‘Protect your eyes… A lot of dust in the Valley.’
De Jeep begint te rijden. Het ding schudt en rammelt aan alle kanten. We komen handen tekort om niet met alles door de Jeep te rollen. We kijken elkaar aan, wisselen geen woord vanwege de herrie en schieten in de lach.
De jonge Indiaanse vertelt dat dit de eerste keer is dat zij zes motorrijders in de Jeep door Monument Valley stuurt. Ze lijkt er er er wat verlegen mee, maar de manier waarop ze het ding door het mulle zand stuurt verraadt dat zij hier thuis is en weet wat ze doet.
De prachtige vallei is onbeschrijflijk mooi. In mijn gedachten zie ik flarden van beelden van Indianen, van ooit… Ik vraag mij af of ik niet fantaseer, maar ervaar tegelijkertijd dat de beelden sneller zijn dan mijn gedachten kunnen. Het gevoel dat mij hierbij ontroert kan ik niet bedenken.
Midden in Monument Valley stopt ze bij wat houten geraamtes van hutten. ‘You can take a picture if you want…’
Het stelt niet veel voor, het meeste is vergaan.
Een ronde geleemde hut lijkt intact en heeft een deur. Ik ben nieuwsgierig en open die heel voorzichtig, het voelt alsof er iemand achter de deur is wiens privacy ik misschien verstoor.
‘Elly, joh,’ zegt T. zachtjes omdat hij hetzelfde vermoedt, ‘Je kunt niet zomaar naar binnen gaan.’
Ik negeer T.’s opmerking want mijn nieuwsgierigheid overheerst alles.
In de hut zit een oude Indiaanse. In eerste instantie doe ik een stapje terug, maar ze glimlacht.
‘May I come in?’ vraag ik vriendelijk.
Ze knikt. Ik doe een paar stappen naar binnen.
Het is de bedoeling dat we binnen komen, zie ik. De oude Indiaanse weeft en haar werk heeft ze tentoongesteld.
Ik begroet haar met een knik en kijk gefascineerd in het rond.
‘May I film you?’ vraag ik dan.
Ze knikt weer en de manier waarop ze haar ogen neerslaat verraadt dat mijn fascinatie haar ook fascinereert.
Ik start de camera en film het handwerk aan de wand. Achter mij hoor ik de jonge Indiaanse binnenkomen met de anderen uit de Jeep.

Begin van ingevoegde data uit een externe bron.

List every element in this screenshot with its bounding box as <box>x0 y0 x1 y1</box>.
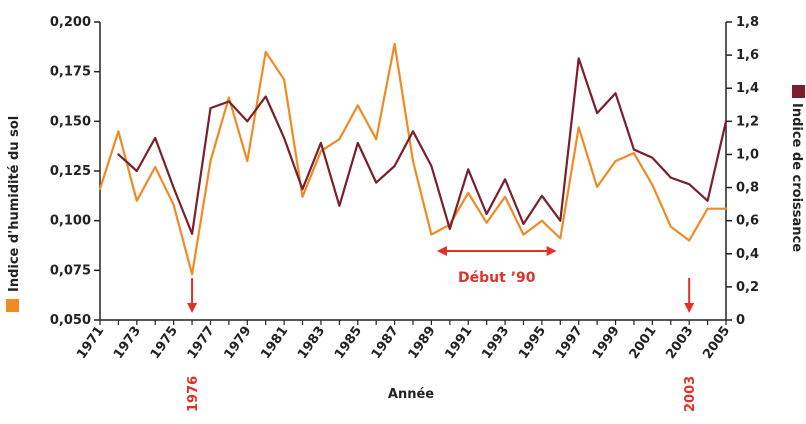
y-right-tick-label: 0,2 <box>736 280 759 295</box>
y-right-axis-title: Indice de croissance <box>789 85 805 252</box>
x-tick-label: 1973 <box>111 324 144 362</box>
legend-swatch-growth <box>792 85 805 98</box>
arrow-2003-head <box>684 303 695 313</box>
y-right-tick-label: 1,0 <box>736 147 759 162</box>
x-tick-label: 2001 <box>627 324 660 362</box>
y-right-axis: 0 0,2 0,4 0,6 0,8 1,0 1,2 1,4 1,6 1,8 <box>725 15 759 328</box>
y-right-tick-label: 0 <box>736 313 745 328</box>
y-right-tick-label: 1,2 <box>736 114 759 129</box>
x-tick-label: 1987 <box>369 324 402 362</box>
y-left-tick-label: 0,125 <box>50 164 91 179</box>
x-tick-label: 1985 <box>332 324 365 362</box>
arrow-1976-head <box>187 303 198 313</box>
y-left-tick-label: 0,200 <box>50 15 91 30</box>
x-tick-label: 1989 <box>406 324 439 362</box>
y-left-tick-label: 0,175 <box>50 65 91 80</box>
y-right-tick-label: 1,4 <box>736 81 759 96</box>
x-tick-label: 1971 <box>74 324 107 362</box>
y-left-tick-label: 0,050 <box>50 313 91 328</box>
annotation-layer: 1976 2003 Début ’90 <box>186 246 698 412</box>
series-layer <box>98 42 728 276</box>
y-right-tick-label: 0,8 <box>736 181 759 196</box>
y-right-tick-label: 0,6 <box>736 214 759 229</box>
x-tick-label: 2003 <box>663 324 696 362</box>
y-left-tick-label: 0,100 <box>50 214 91 229</box>
x-axis-title: Année <box>388 387 434 402</box>
x-tick-label: 1995 <box>516 324 549 362</box>
x-tick-label: 1993 <box>479 324 512 362</box>
x-tick-label: 1977 <box>185 324 218 362</box>
y-right-tick-label: 1,8 <box>736 15 759 30</box>
y-right-axis-label: Indice de croissance <box>789 103 804 252</box>
x-tick-label: 2005 <box>700 324 733 362</box>
x-tick-label: 1979 <box>222 324 255 362</box>
range-arrow-left-head <box>436 246 447 256</box>
range-label: Début ’90 <box>458 270 536 286</box>
x-tick-label: 1999 <box>590 324 623 362</box>
x-tick-label: 1983 <box>295 324 328 362</box>
series-line-growth-index <box>117 57 728 235</box>
marker-label-1976: 1976 <box>186 376 201 412</box>
y-left-tick-label: 0,150 <box>50 114 91 129</box>
x-tick-label: 1997 <box>553 324 586 362</box>
y-right-tick-label: 1,6 <box>736 48 759 63</box>
y-left-tick-label: 0,075 <box>50 263 91 278</box>
series-line-soil-moisture <box>98 42 728 276</box>
y-left-axis-title: Indice d'humidité du sol <box>6 116 22 312</box>
marker-label-2003: 2003 <box>683 376 698 412</box>
range-arrow-right-head <box>546 246 557 256</box>
x-tick-label: 1981 <box>258 324 291 362</box>
x-tick-label: 1975 <box>148 324 181 362</box>
legend-swatch-soil <box>6 299 19 312</box>
x-tick-label: 1991 <box>442 324 475 362</box>
y-right-tick-label: 0,4 <box>736 247 759 262</box>
y-left-axis: 0,050 0,075 0,100 0,125 0,150 0,175 0,200 <box>50 15 101 328</box>
y-left-axis-label: Indice d'humidité du sol <box>7 116 22 292</box>
x-axis: 1971 1973 1975 1977 1979 1981 1983 1985 1987 1989… <box>74 319 733 362</box>
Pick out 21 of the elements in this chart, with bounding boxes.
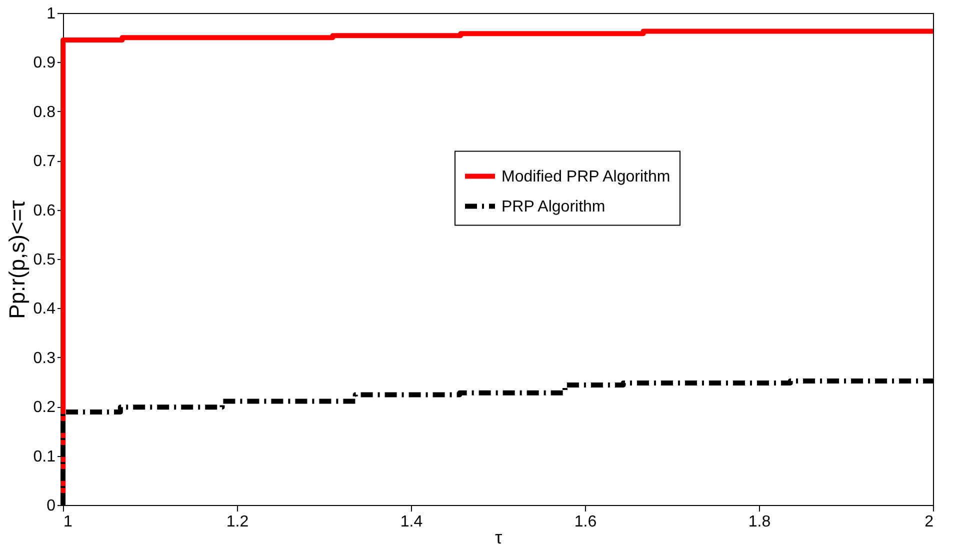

De Jonge Indiaanse begint te vertellen over de oude vrouw. Ze schat de leeftijd van de vrouw op zeker zo’n honderd jaar, maar het kan ook meer zijn. Een geboortecertificaat is er niet. Zij vertelt dat ook dat zijzelf tot 1997 in zo’n zelfde hut heeft gewoond in the Valley met haar familie. Nu woont ze in een huis, maar hier te zijn en de vrouw weer te ontmoeten ontroert haar zichtbaar. Haar stem verandert en ze legt haar hand op haar hartstreek terwijl ze vertelt over haar emotie. De oude Indiaanse zegt niets maar observeert ons. Telkens kijkt ze me aan, haar ogen glimlachen vriendelijk en ze knikt nog eens goedkeurend. Ik film door. Zij maakt haar wol op primitieve Indiaanse wijze en is er bedreven in. Ze gaat er voor zitten om haar kunst aan ons te vertonen. Als ze het stokje neerlegt waar ze de wol omheen heeft gewonden loop ik dichter naar haar toe, maar stop met filmen.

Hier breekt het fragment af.